Edson é um dos pioneiros do Instituto na apresentação de problemas reais aos alunos em sala de aula, estimulando-os a propor soluções para empresas. Há seis anos o professor inclui a demonstração do protótipo de um produto e a construção de um plano de negócio na avaliação de uma das disciplinas que ministra no ICMC, Tópicos Avançados em Comunicação. “O aluno tem que demonstrar que entendeu a teoria e que conseguiu transformar essa teoria em um produto vendável, com clientes, com mercado, com a ideia da cadeia de custos e tudo mais”, conta o professor.

Chamada de Projeto como Produto, a iniciativa de Edson prevê uma feira de problemas no início do processo, quando os alunos entram em contato com desafios propostos por diversas empresas. Durante o semestre, os estudantes têm várias reuniões para avaliar o andamento do estudo do problema e, no fim da disciplina, participam de uma feira de produtos, na qual apresentam as soluções que desenvolveram. Na edição de 2016 da feira de produtos, realizada dia 9 de dezembro, 14 equipes apresentaram seus projetos no saguão da Biblioteca Achille Bassi.

Muitas dessas ideias que surgem nas salas de aula do ICMC servirão de embrião para futuros aplicativos, serviços, produtos e startups.
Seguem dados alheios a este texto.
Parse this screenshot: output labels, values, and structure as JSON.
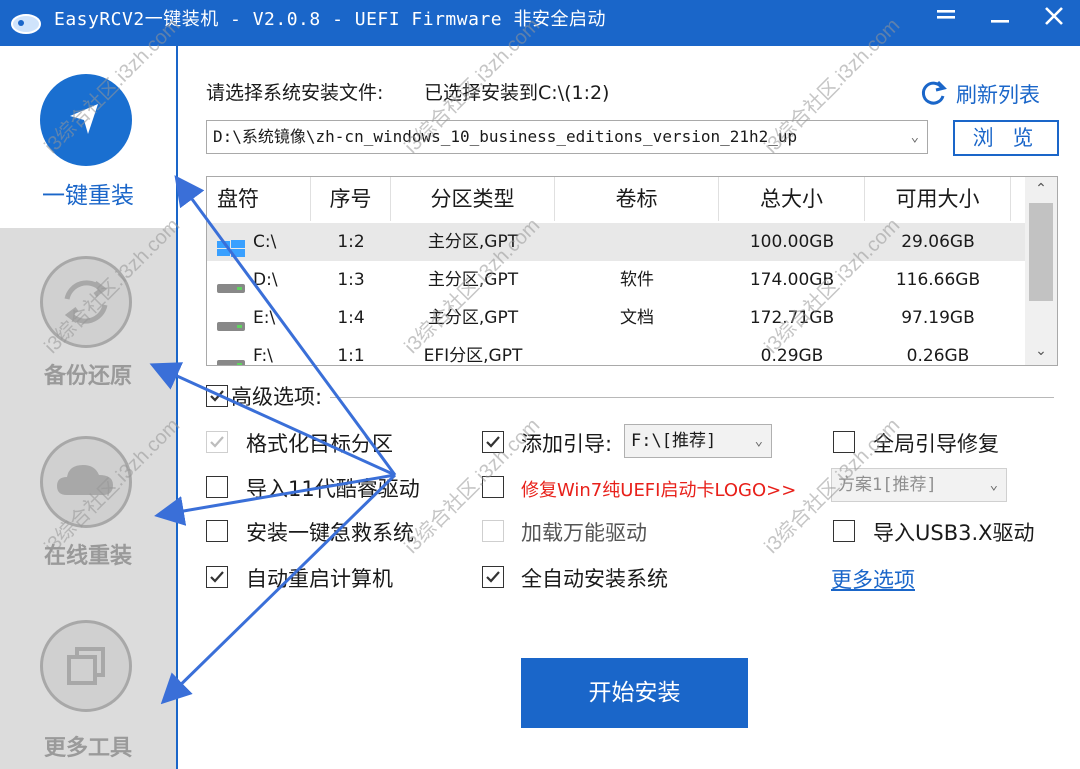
{
  "window": {
    "title": "EasyRCV2一键装机 - V2.0.8 - UEFI Firmware 非安全启动",
    "menu_icon": "menu-icon",
    "minimize_icon": "minimize-icon",
    "close_icon": "close-icon"
  },
  "sidebar": {
    "items": [
      {
        "label": "一键重装",
        "icon": "cursor-arrow-icon",
        "active": true
      },
      {
        "label": "备份还原",
        "icon": "sync-icon",
        "active": false
      },
      {
        "label": "在线重装",
        "icon": "cloud-icon",
        "active": false
      },
      {
        "label": "更多工具",
        "icon": "copy-windows-icon",
        "active": false
      }
    ]
  },
  "main": {
    "prompt": "请选择系统安装文件:",
    "selected_info": "已选择安装到C:\\(1:2)",
    "refresh_label": "刷新列表",
    "path_value": "D:\\系统镜像\\zh-cn_windows_10_business_editions_version_21h2_up",
    "browse_label": "浏 览"
  },
  "table": {
    "headers": [
      "盘符",
      "序号",
      "分区类型",
      "卷标",
      "总大小",
      "可用大小"
    ],
    "rows": [
      {
        "drive": "C:\\",
        "index": "1:2",
        "type": "主分区,GPT",
        "label": "",
        "total": "100.00GB",
        "free": "29.06GB",
        "icon": "windows-drive-icon"
      },
      {
        "drive": "D:\\",
        "index": "1:3",
        "type": "主分区,GPT",
        "label": "软件",
        "total": "174.00GB",
        "free": "116.66GB",
        "icon": "drive-icon"
      },
      {
        "drive": "E:\\",
        "index": "1:4",
        "type": "主分区,GPT",
        "label": "文档",
        "total": "172.71GB",
        "free": "97.19GB",
        "icon": "drive-icon"
      },
      {
        "drive": "F:\\",
        "index": "1:1",
        "type": "EFI分区,GPT",
        "label": "",
        "total": "0.29GB",
        "free": "0.26GB",
        "icon": "drive-icon"
      }
    ]
  },
  "advanced": {
    "title": "高级选项:",
    "options": {
      "format_target": {
        "label": "格式化目标分区",
        "checked": true,
        "disabled": true
      },
      "add_boot": {
        "label": "添加引导:",
        "checked": true
      },
      "boot_dropdown": "F:\\[推荐]",
      "repair_all_boot": {
        "label": "全局引导修复",
        "checked": false
      },
      "import_11gen": {
        "label": "导入11代酷睿驱动",
        "checked": false
      },
      "repair_win7": {
        "label": "修复Win7纯UEFI启动卡LOGO>>",
        "checked": false
      },
      "scheme_dropdown": "方案1[推荐]",
      "install_rescue": {
        "label": "安装一键急救系统",
        "checked": false
      },
      "load_drivers": {
        "label": "加载万能驱动",
        "checked": false,
        "disabled": true
      },
      "import_usb3": {
        "label": "导入USB3.X驱动",
        "checked": false
      },
      "auto_restart": {
        "label": "自动重启计算机",
        "checked": true
      },
      "auto_install": {
        "label": "全自动安装系统",
        "checked": true
      },
      "more_options": "更多选项"
    }
  },
  "start_button": "开始安装",
  "watermark": "i3综合社区.i3zh.com",
  "colors": {
    "accent": "#1a66c9",
    "sidebar_bg": "#dcdcdc",
    "warning_red": "#e8201a"
  }
}
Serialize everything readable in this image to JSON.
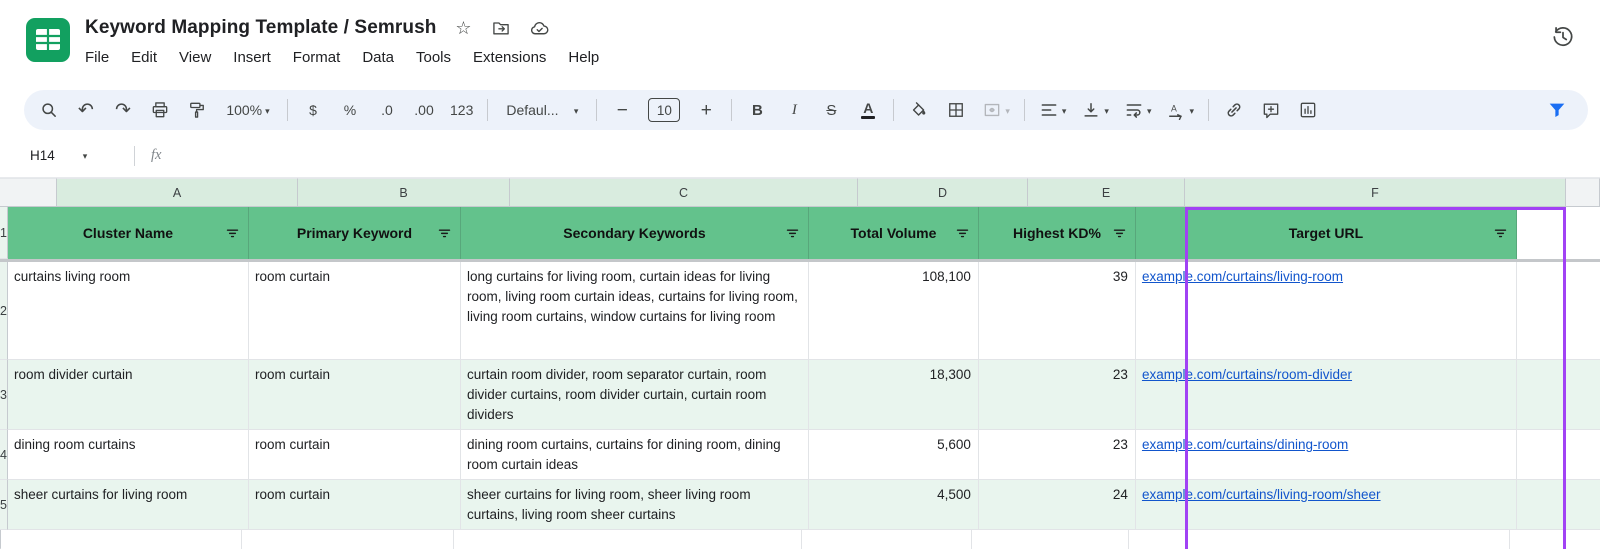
{
  "app": {
    "title": "Keyword Mapping Template / Semrush"
  },
  "menu": {
    "items": [
      "File",
      "Edit",
      "View",
      "Insert",
      "Format",
      "Data",
      "Tools",
      "Extensions",
      "Help"
    ]
  },
  "toolbar": {
    "zoom_level": "100%",
    "currency": "$",
    "percent": "%",
    "decrease_decimal": ".0",
    "increase_decimal": ".00",
    "more_formats": "123",
    "font_name": "Defaul...",
    "font_size": "10",
    "decrease_font": "−",
    "increase_font": "+",
    "bold": "B",
    "italic": "I",
    "strikethrough": "S",
    "text_color": "A"
  },
  "formula_bar": {
    "cell_ref": "H14",
    "fx_label": "fx"
  },
  "sheet": {
    "column_letters": [
      "A",
      "B",
      "C",
      "D",
      "E",
      "F"
    ],
    "headers": [
      "Cluster Name",
      "Primary Keyword",
      "Secondary Keywords",
      "Total Volume",
      "Highest KD%",
      "Target URL"
    ],
    "rows": [
      {
        "num": 2,
        "cluster": "curtains living room",
        "primary": "room curtain",
        "secondary": "long curtains for living room, curtain ideas for living room, living room curtain ideas, curtains for living room, living room curtains, window curtains for living room",
        "volume": "108,100",
        "kd": "39",
        "url": "example.com/curtains/living-room"
      },
      {
        "num": 3,
        "cluster": "room divider curtain",
        "primary": "room curtain",
        "secondary": "curtain room divider, room separator curtain, room divider curtains, room divider curtain, curtain room dividers",
        "volume": "18,300",
        "kd": "23",
        "url": "example.com/curtains/room-divider"
      },
      {
        "num": 4,
        "cluster": "dining room curtains",
        "primary": "room curtain",
        "secondary": "dining room curtains, curtains for dining room, dining room curtain ideas",
        "volume": "5,600",
        "kd": "23",
        "url": "example.com/curtains/dining-room"
      },
      {
        "num": 5,
        "cluster": "sheer curtains for living room",
        "primary": "room curtain",
        "secondary": "sheer curtains for living room, sheer living room curtains, living room sheer curtains",
        "volume": "4,500",
        "kd": "24",
        "url": "example.com/curtains/living-room/sheer"
      }
    ]
  },
  "icons": {
    "star": "☆",
    "dropdown": "▾",
    "undo": "↶",
    "redo": "↷"
  },
  "colors": {
    "header_green": "#63c28c",
    "band_green": "#e9f5ee",
    "colhead_green": "#d9ecdf",
    "gutter_green": "#eaf4ee",
    "selection_purple": "#a142f4",
    "link_blue": "#1155cc",
    "filter_blue": "#1a6ef3"
  }
}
A equipe de Jéssika e Lucas, por exemplo, pretende amadurecer mais a proposta do Vet24hs, incorporar as várias dicas recebidas dos especialistas do Ideas for Milk e dar continuidade à proposta. “Termos chegado à final local da competição já foi uma vitória”, diz Lucas. “Essa experiência acendeu uma faísca na gente. Quero seguir na linha do empreendedorismo”, finaliza o estudante.